Yorkville’s first Methodist Episcopal Church was organized in 1824
by Rev. William Gassaway and Rev. Joseph Holmes, according to church
history. The first congregation consisted of nine members: James
Jeffries, Mrs. Elizabeth H. Jeffries, Col. Thomas W. Williams, Dr. John E.
Jennings, John Chambers, Mrs. Margaret Chambers, Mrs. Sarah Beaty, and
Mrs. Tabitha Wilkerson. – Louise Pettus
The YV Enquirer reported on March 7, 1894 – “Ms. Mary Harold is teaching school at Hopewell and Ms. Mary Allison is teaching at Mr. W.S. Wilkerson’s school.”
City Directories and History: Thomas Jefferson Wilkerson, (1808-1852) a Virginia born cabinet maker, came to western York County presumably to construct furniture for the Howell family. The Howell’s owned the ferry across the
Broad River and were considered one of the regions most prosperous of regional farm families. Mr. Wilkerson not only made fine furniture for the Howell’s, but also married their daughter, Lucinda and thus the Wilkerson family became a central part of Hickory Grove society. Lucinda (1812-1890) and T.J. Wilkerson were married in 1843, to Lucinda Howell – Wilkerson and they had five children. Lucinda was the daughter of Williamson Howell, 9/20/1786 to 3/15/1864.
Interestingly, Joel E. Wilkerson (listed as living in Bullocks Creek in 1850 – carpenter by trade), the younger brother of T.J. Wilkerson, also resided in the area, may have also worked on the Howell’s home.
The Wilkersons and their cousins the Buice and Howell families owned considerable acreage by the turn of the 20th century and were considered highly successful leaders in the community. The family enjoyed having the Wilkerson school not far from their home as well as mercantile stores in Hickory Grove. As a child, Martha Wilkerson Buice, recalled visiting her Buice grandparents and often “visited the Wilkerson’s stores for treats.”
The Wilkerson family was also known for producing vast quantities of sorghum molasses and W.B. Wilkerson was refereed to as the Sorghum King.
***W. S. Wilkerson of Hickory Grove in 1885 was a member of a committee appointed to speak to the representatives of the Gaffney City Railroad Company and the Shelby & Broad River Railroad Company concerning the people’s desire for a railroad in their district. This was the beginning of a trunk line being laid from Blacksburg to Rock Hill, spanning York County. Wilkerson was one of Sharon’s first cotton buyers purchasing for J. W. P. Hope of Yorkville. Wilkerson and a partner, Albertus Hope operated a loan business out of a small house near the Sharon Depot.
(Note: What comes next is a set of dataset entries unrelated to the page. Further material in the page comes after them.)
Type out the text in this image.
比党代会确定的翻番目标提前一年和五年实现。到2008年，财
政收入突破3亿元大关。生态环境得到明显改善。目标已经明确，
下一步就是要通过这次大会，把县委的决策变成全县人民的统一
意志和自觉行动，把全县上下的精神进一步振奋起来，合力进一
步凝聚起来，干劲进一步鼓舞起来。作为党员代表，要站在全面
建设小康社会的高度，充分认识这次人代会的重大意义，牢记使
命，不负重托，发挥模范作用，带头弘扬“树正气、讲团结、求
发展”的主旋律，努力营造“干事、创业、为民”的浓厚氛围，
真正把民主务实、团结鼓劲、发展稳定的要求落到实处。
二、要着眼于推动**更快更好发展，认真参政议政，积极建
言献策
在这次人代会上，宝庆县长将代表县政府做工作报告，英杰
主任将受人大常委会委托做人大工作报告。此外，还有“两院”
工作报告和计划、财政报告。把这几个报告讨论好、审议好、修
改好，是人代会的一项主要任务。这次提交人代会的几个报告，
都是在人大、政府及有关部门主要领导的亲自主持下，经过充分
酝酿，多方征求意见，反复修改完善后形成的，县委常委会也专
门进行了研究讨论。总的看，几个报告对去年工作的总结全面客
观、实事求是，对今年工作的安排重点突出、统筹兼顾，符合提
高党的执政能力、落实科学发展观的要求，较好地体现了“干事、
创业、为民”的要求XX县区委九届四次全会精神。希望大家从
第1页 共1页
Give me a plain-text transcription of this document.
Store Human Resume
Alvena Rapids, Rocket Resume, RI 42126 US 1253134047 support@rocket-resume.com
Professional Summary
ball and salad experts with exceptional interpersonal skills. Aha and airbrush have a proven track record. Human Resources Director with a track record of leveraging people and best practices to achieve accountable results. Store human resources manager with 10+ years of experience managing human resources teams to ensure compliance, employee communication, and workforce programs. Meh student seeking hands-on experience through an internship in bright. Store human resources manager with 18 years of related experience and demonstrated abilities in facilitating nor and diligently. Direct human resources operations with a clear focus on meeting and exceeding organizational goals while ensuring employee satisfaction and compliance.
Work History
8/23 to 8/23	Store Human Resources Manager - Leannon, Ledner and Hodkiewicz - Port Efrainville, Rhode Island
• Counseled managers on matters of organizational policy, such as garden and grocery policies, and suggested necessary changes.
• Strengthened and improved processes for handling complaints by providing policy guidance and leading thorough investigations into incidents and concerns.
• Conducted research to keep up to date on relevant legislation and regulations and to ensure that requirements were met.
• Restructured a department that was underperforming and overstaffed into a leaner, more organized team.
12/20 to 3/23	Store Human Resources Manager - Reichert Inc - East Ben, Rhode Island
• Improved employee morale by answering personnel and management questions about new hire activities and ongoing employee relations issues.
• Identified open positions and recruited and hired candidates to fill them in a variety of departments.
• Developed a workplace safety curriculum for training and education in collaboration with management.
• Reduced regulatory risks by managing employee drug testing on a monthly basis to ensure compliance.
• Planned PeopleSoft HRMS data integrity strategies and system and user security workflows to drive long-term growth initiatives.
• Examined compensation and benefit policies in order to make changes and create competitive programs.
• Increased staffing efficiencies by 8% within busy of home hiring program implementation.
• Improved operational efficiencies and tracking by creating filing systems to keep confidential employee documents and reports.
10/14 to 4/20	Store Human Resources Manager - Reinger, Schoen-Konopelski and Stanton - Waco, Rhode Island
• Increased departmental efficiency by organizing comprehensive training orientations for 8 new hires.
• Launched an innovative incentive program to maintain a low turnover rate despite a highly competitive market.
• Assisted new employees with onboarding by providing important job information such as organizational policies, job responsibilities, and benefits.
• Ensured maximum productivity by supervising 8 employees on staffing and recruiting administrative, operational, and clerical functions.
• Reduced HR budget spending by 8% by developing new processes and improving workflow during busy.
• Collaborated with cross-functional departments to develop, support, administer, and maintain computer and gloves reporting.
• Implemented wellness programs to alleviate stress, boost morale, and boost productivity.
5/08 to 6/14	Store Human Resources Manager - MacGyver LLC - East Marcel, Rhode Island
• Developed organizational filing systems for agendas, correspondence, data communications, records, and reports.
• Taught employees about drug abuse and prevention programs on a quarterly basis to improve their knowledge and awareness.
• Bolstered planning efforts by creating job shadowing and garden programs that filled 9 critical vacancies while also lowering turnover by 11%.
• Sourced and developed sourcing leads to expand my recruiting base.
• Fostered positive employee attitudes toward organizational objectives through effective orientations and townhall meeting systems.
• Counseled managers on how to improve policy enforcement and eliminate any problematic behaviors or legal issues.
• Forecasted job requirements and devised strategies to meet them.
In 1922 Wilkerson endorsed J. H. Saye’s request for additional appropriation and use of the chain gang to help construct the “West Road” which ran from Yorkville to the York-Cherokee County Line (now Hwy 49, 211, and 97) Wilkerson pointed out that in the 30 year existence of the county chain gang the townships of Bullock’s Creek and Broad River had received only eighteen hours of their service In 1919, Wilkerson and his son, W. B. Wilkerson were members of the Broad River Township Community Improvement Association whose aim was to stop the flow of illegible whiskey. W. S. Wilkerson in 1914 was one of ten men elected to the Conservative Ticket to be elected as a State Executive Committeeman. (Contribution from Jerry West)
The YE on May 25, 1892 reported, “Ms. Agnes Wylie has closed here school at Mr. W.S. Wilkerson’s (Wilkerson School), for a three week vacation.”
The Rock Hill Herald reported on Dec. 14, 1901 – “A charter had been granted to the Farmers Mutual Life Insurance Company of Yorkville. Officers are: W.S. Wilkerson – Pres., J. Frank Ashe, V.P., and D.E. Boney, Sec – Treasurer and General Manager.”